Unable to comprehend why the kinetic term of the Hamiltonian constructed from the action of perturbative string motion is not positive definite

I am trying to reproduce the results from this paper. On page 10 of the paper, they have an equation:
$$ \frac{S}{T}=\int dt\sum _{n=0,1} (\dot{c_n}{}^2-c_n^2 \omega _n^2)+11.3 c_0^3+21.5 c_0 c_1^2+10.7 c_0 \dot{c_0}{}^2+3.32 c_0 \dot{c_1}{}^2+6.64 \dot{c_0} c_1 \dot{c_1} \tag{B12} $$
where they make a statement that the action is problematic because the kinetic term of the Hamiltonian constructed from this action is not positive definite in some regions within the trapping potential, so they apply a variable change to solve this problem.

I am unable to comprehend the reason for it and why the variable change was needed in the first place.
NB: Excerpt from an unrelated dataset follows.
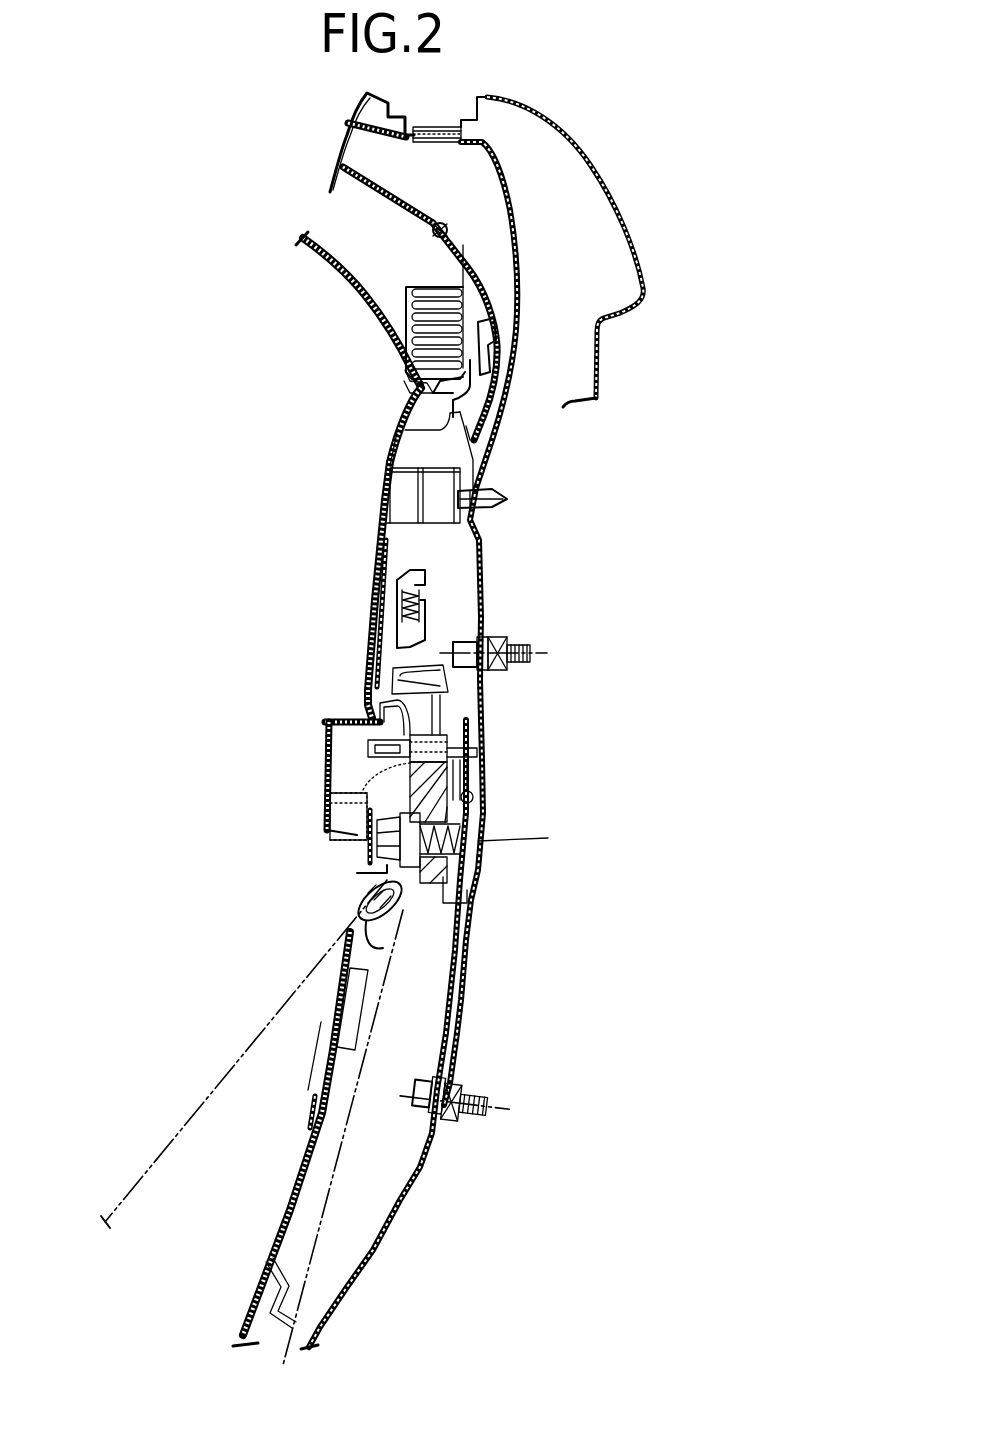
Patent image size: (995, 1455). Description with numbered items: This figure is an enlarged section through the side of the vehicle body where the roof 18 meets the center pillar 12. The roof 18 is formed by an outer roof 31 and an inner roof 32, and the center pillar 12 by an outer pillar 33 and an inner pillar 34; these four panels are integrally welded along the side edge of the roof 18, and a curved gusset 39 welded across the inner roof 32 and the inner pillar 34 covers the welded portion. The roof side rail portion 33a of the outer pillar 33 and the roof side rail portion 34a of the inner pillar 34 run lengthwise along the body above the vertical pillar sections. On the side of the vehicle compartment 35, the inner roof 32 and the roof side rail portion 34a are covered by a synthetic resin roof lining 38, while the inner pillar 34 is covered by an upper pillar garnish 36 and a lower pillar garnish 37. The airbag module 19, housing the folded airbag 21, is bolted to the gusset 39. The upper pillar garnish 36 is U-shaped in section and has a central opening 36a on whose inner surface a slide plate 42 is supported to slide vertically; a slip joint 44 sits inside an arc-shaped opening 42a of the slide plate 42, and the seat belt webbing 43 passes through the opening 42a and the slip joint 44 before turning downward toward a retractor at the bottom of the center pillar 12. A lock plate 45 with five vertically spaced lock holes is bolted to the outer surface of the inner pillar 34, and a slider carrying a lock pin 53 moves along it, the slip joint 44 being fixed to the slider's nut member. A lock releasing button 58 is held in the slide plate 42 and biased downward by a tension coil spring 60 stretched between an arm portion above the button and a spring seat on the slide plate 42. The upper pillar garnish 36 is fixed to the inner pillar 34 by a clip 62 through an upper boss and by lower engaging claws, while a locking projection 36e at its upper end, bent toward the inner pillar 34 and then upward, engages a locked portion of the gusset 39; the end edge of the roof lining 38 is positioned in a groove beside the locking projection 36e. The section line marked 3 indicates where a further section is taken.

Any clear explanation for my doubt would be truly beneficial!

 

[PeterDonis]

Moderator's note: Thread moved to Beyond the Standard Model forum.

 

[Demystifier]

Since you read a very specialized paper on string theory, I presume that you know some basics of field theory, in particular something about spontaneous symmetry breaking. To remind you, a simple field theory with spontaneous symmetry breaking is described by an action containing a potential of the form
$$V(\phi)=\mu^2\phi^2+\lambda \phi^4$$
where $\lambda>0$, but $\mu^2<0$. Since $\mu^2$ is negative, the "point" $\phi=0$ is a local maximum, not a local minimum, of the the potential. Hence the system is unstable around $\phi=0$, so $\phi$ is not a convenient variable for perturbative calculations with small field. Hence one finds a true mimimum value $v$ of the potential and introduces a new field variable
$$\phi'=\phi-v$$
which is naturally small near the minimum of the potential so is convenient for perturbative calculations. I presume that you already know all this, but this is just a quick reminder. If you are not familiar with this, take any QFT textbook and read a chapter on spontaneous symmetry breaking.

I think that what you have here in your string example is something very similar, except that now $\phi$ is called $c_0$ and $\mu^2$ is called $\omega_0^2$ which is negative (they say it's $\omega_0^2=-1.40$). Note that all the terms in the Lagrangian that don't contain the time derivatives are the $-V$, and by "kinetic term" the authors seem to mean all the terms which are quadratic in $c$'s or $\dot{c}$'s. The "kinetic term" in this sense is not positive definite because $\omega_0^2$ is negative. However, I'm also confused because I don't see how (B.14) has a positive kinetic term. I suspect that they made some error in their calculation.

 

[codebpr]

Thank you for the illuminating reply. I had to brush up on my field theory basics and I finally got to understand your point. Now I get why the kinetic term was not positive definite but I also had the same confusion as yours, on rechecking the calculations I found that instead of -7.57 in the modified action it should be +2.64 which makes the time evolution well-posed. Just a small doubt is still lingering in the back of my mind, why they chose that specific variable change? I was going through a related paper where they analyze the magnetic field on the chaotic dynamics, they also use the same variable change arguing that "in some regions of the potential the kinetic term is negative"(page10).